= The Lost Centuries =

The Lost Centuries was an eight-part television series made in 1968 by Anglia Television, introduced by Professor Glyn Daniel, presented by Dr Brian Hope-Taylor and produced and directed by Forbes Taylor. It focused upon British history between the departure of the Romans and the arrival of the Renaissance. It was broadcast in 1971 by ITV in a fixed early evening slot (6:30pm), and episodes were of a 25-minute duration.

==Episode guide==

1. Into Darkness (TX: 18 July 1971)

The decline of the Roman Empire. Modern parallels.

2. The Enemies (TX: 25 July 1971)

The frontiers of the civilised world, what lay beyond. The Limes, Germany - the Saalburg Roman fort - Schleswig, North Germany - Rome.

3. A Dream of Arthur (TX: 8 August 1971)

The post-Roman enigma. 'Arthur's Seat', Edinburgh - Tintagel castle, Cornwall - South Cadbury Hillfort (Alcock excavation)

4. A Star in the East (TX: 15 August 1971)

The rise of Christianity.

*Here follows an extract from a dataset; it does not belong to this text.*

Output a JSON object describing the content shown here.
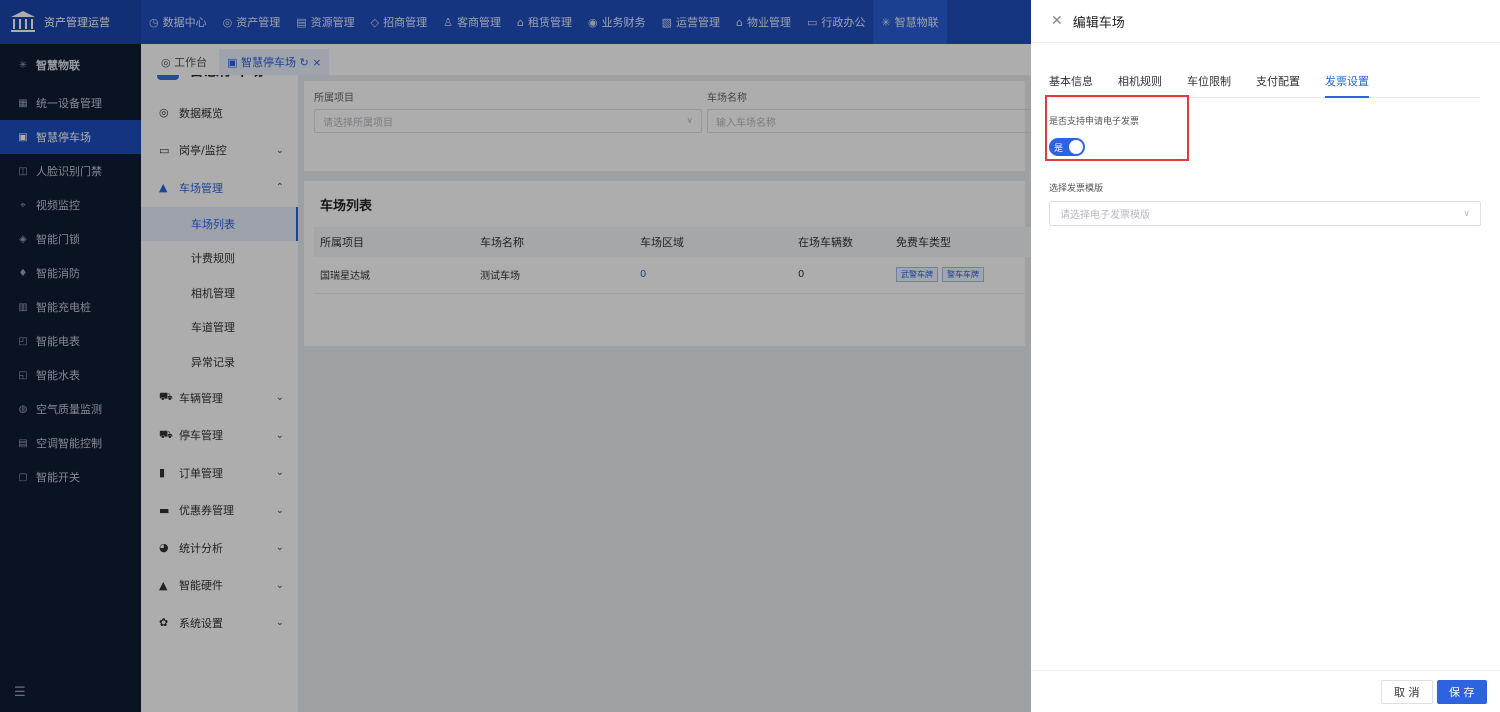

The Catacombs, Rome - Sancta Sophia, etc, Constantinople.

5. A Golden Age (TX: 22 August 1971)

Saxon Art. Lindisfarne, Northumberland - Durham - East Anglia.

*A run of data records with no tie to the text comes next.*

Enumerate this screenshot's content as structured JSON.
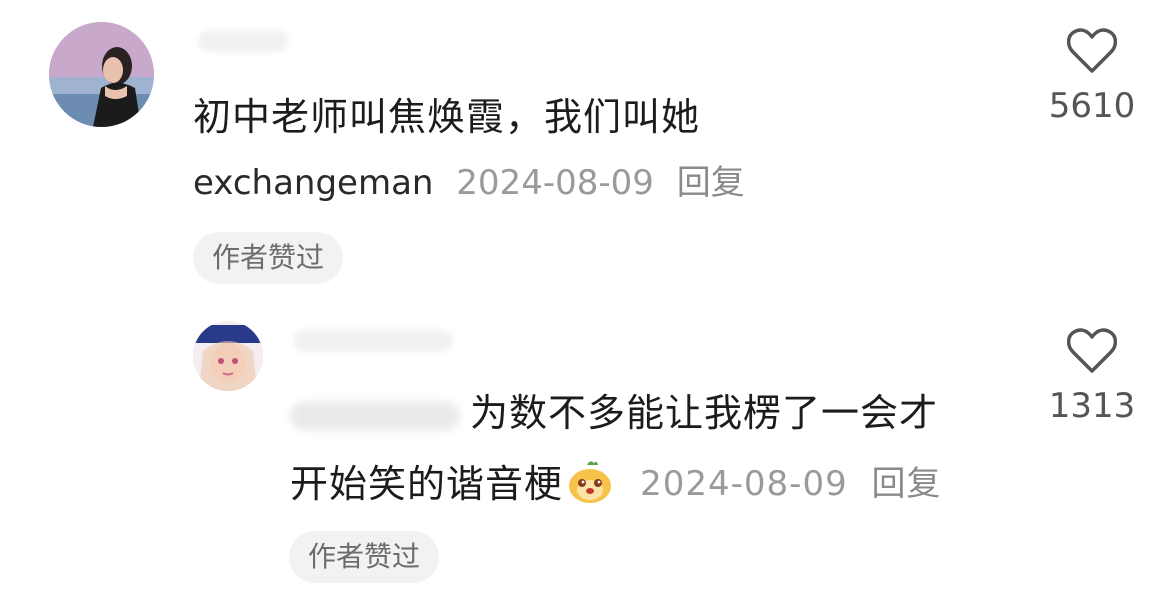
{
  "comments": [
    {
      "text": "初中老师叫焦焕霞，我们叫她",
      "mention": "exchangeman",
      "date": "2024-08-09",
      "reply_label": "回复",
      "badge": "作者赞过",
      "likes": "5610",
      "like_icon": "heart-outline-icon"
    },
    {
      "text_line1": "为数不多能让我楞了一会才",
      "text_line2": "开始笑的谐音梗",
      "emoji": "smiling-face-emoji",
      "date": "2024-08-09",
      "reply_label": "回复",
      "badge": "作者赞过",
      "likes": "1313",
      "like_icon": "heart-outline-icon"
    }
  ],
  "colors": {
    "text": "#1c1c1c",
    "meta": "#9a9a9a",
    "badge_bg": "#f2f2f2"
  }
}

6. Mahomet - in Europe (TX: 29 August 1971)

Impact of the Islamic Empire on Europe.

7. The Fury of the Northmen (TX: 5 September 1971)

The Vikings. The Oseburg ships, Norway - York - etc.

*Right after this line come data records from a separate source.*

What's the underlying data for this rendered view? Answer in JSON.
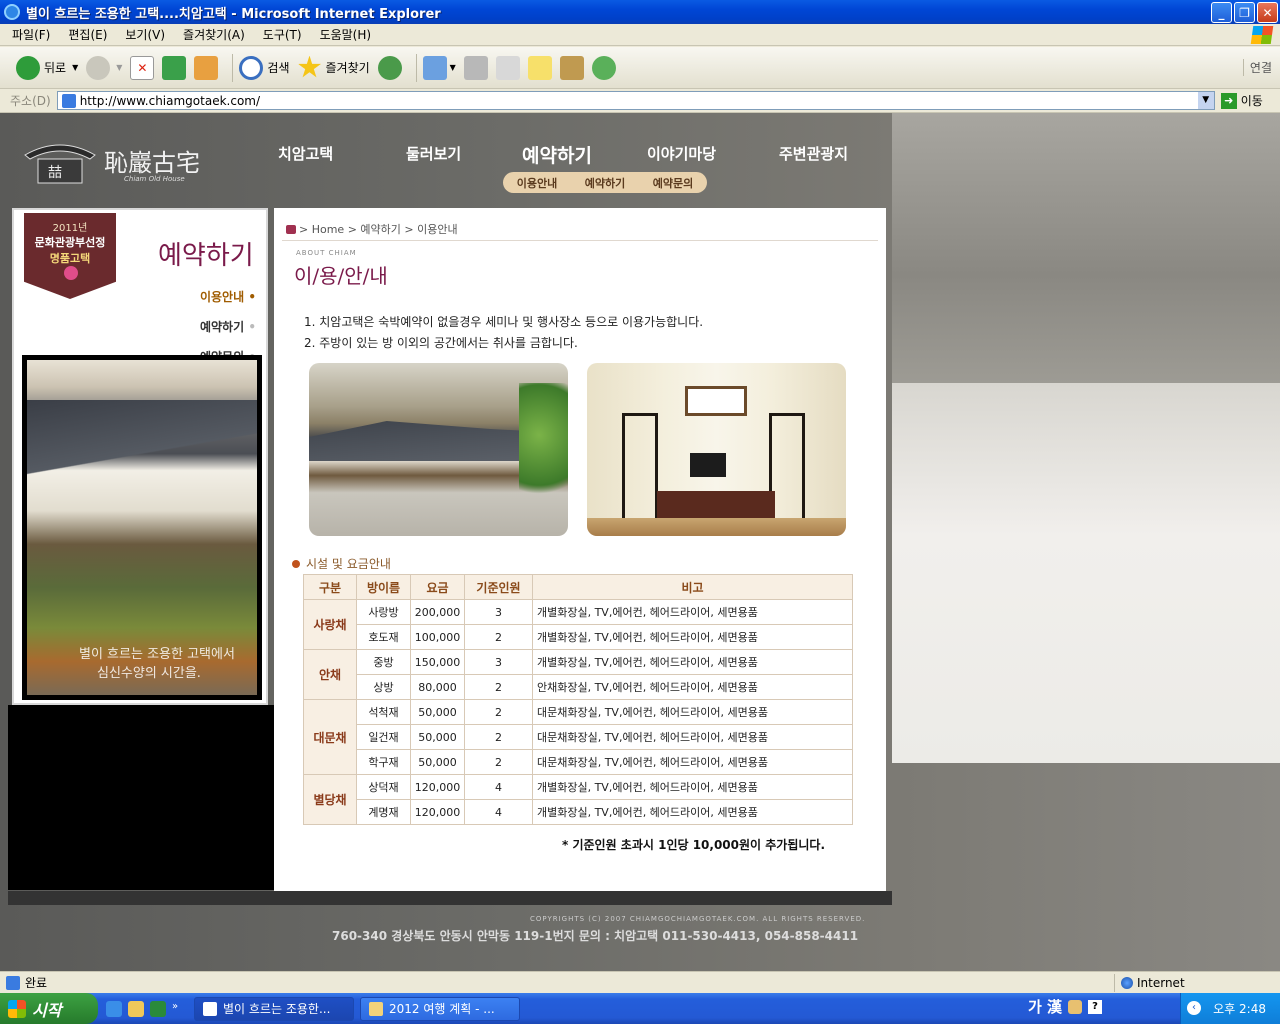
{
  "window": {
    "title": "별이 흐르는 조용한 고택....치암고택 - Microsoft Internet Explorer"
  },
  "menu": [
    "파일(F)",
    "편집(E)",
    "보기(V)",
    "즐겨찾기(A)",
    "도구(T)",
    "도움말(H)"
  ],
  "toolbar": {
    "back": "뒤로",
    "search": "검색",
    "favorites": "즐겨찾기",
    "links": "연결"
  },
  "address": {
    "label": "주소(D)",
    "url": "http://www.chiamgotaek.com/",
    "go": "이동"
  },
  "site": {
    "logo_text": "恥巖古宅",
    "logo_sub": "Chiam Old House",
    "nav": [
      "치암고택",
      "둘러보기",
      "예약하기",
      "이야기마당",
      "주변관광지"
    ],
    "subnav": [
      "이용안내",
      "예약하기",
      "예약문의"
    ],
    "badge": {
      "year": "2011년",
      "line1": "문화관광부선정",
      "line2": "명품고택"
    },
    "left_title": "예약하기",
    "left_menu": [
      "이용안내",
      "예약하기",
      "예약문의"
    ],
    "photo_caption": [
      "별이 흐르는 조용한 고택에서",
      "심신수양의 시간을."
    ],
    "breadcrumb": {
      "home": "Home",
      "section": "예약하기",
      "page": "이용안내"
    },
    "about": "ABOUT CHIAM",
    "page_title": "이/용/안/내",
    "notes": [
      "1. 치암고택은 숙박예약이 없을경우 세미나 및 행사장소 등으로 이용가능합니다.",
      "2. 주방이 있는 방 이외의 공간에서는 취사를 금합니다."
    ],
    "section_title": "시설 및 요금안내",
    "table": {
      "headers": [
        "구분",
        "방이름",
        "요금",
        "기준인원",
        "비고"
      ],
      "groups": [
        {
          "name": "사랑채",
          "rows": [
            {
              "room": "사랑방",
              "fee": "200,000",
              "people": "3",
              "note": "개별화장실, TV,에어컨, 헤어드라이어, 세면용품"
            },
            {
              "room": "호도재",
              "fee": "100,000",
              "people": "2",
              "note": "개별화장실, TV,에어컨, 헤어드라이어, 세면용품"
            }
          ]
        },
        {
          "name": "안채",
          "rows": [
            {
              "room": "중방",
              "fee": "150,000",
              "people": "3",
              "note": "개별화장실, TV,에어컨, 헤어드라이어, 세면용품"
            },
            {
              "room": "상방",
              "fee": "80,000",
              "people": "2",
              "note": "안채화장실, TV,에어컨, 헤어드라이어, 세면용품"
            }
          ]
        },
        {
          "name": "대문채",
          "rows": [
            {
              "room": "석척재",
              "fee": "50,000",
              "people": "2",
              "note": "대문채화장실, TV,에어컨, 헤어드라이어, 세면용품"
            },
            {
              "room": "일건재",
              "fee": "50,000",
              "people": "2",
              "note": "대문채화장실, TV,에어컨, 헤어드라이어, 세면용품"
            },
            {
              "room": "학구재",
              "fee": "50,000",
              "people": "2",
              "note": "대문채화장실, TV,에어컨, 헤어드라이어, 세면용품"
            }
          ]
        },
        {
          "name": "별당채",
          "rows": [
            {
              "room": "상덕재",
              "fee": "120,000",
              "people": "4",
              "note": "개별화장실, TV,에어컨, 헤어드라이어, 세면용품"
            },
            {
              "room": "계명재",
              "fee": "120,000",
              "people": "4",
              "note": "개별화장실, TV,에어컨, 헤어드라이어, 세면용품"
            }
          ]
        }
      ]
    },
    "surcharge": "* 기준인원 초과시 1인당 10,000원이 추가됩니다.",
    "copyright": "COPYRIGHTS (C) 2007 CHIAMGOCHIAMGOTAEK.COM. ALL RIGHTS RESERVED.",
    "address": "760-340 경상북도 안동시 안막동 119-1번지 문의 : 치암고택 011-530-4413, 054-858-4411"
  },
  "status": {
    "text": "완료",
    "zone": "Internet"
  },
  "taskbar": {
    "start": "시작",
    "tasks": [
      "별이 흐르는 조용한...",
      "2012 여행 계획 - ..."
    ],
    "ime": "가 漢",
    "clock": "오후 2:48"
  }
}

8. Towards a New World (TX: 12 September 1971)

The approaching Renaissance.

==Availability today==
The entire series can viewed for educational purposes through the online academic archive, Film and Sound Online - within the Anglia Television Library collection. This archive is available to teachers and students in UK Further and Higher Education institutions possessing Athens accounts.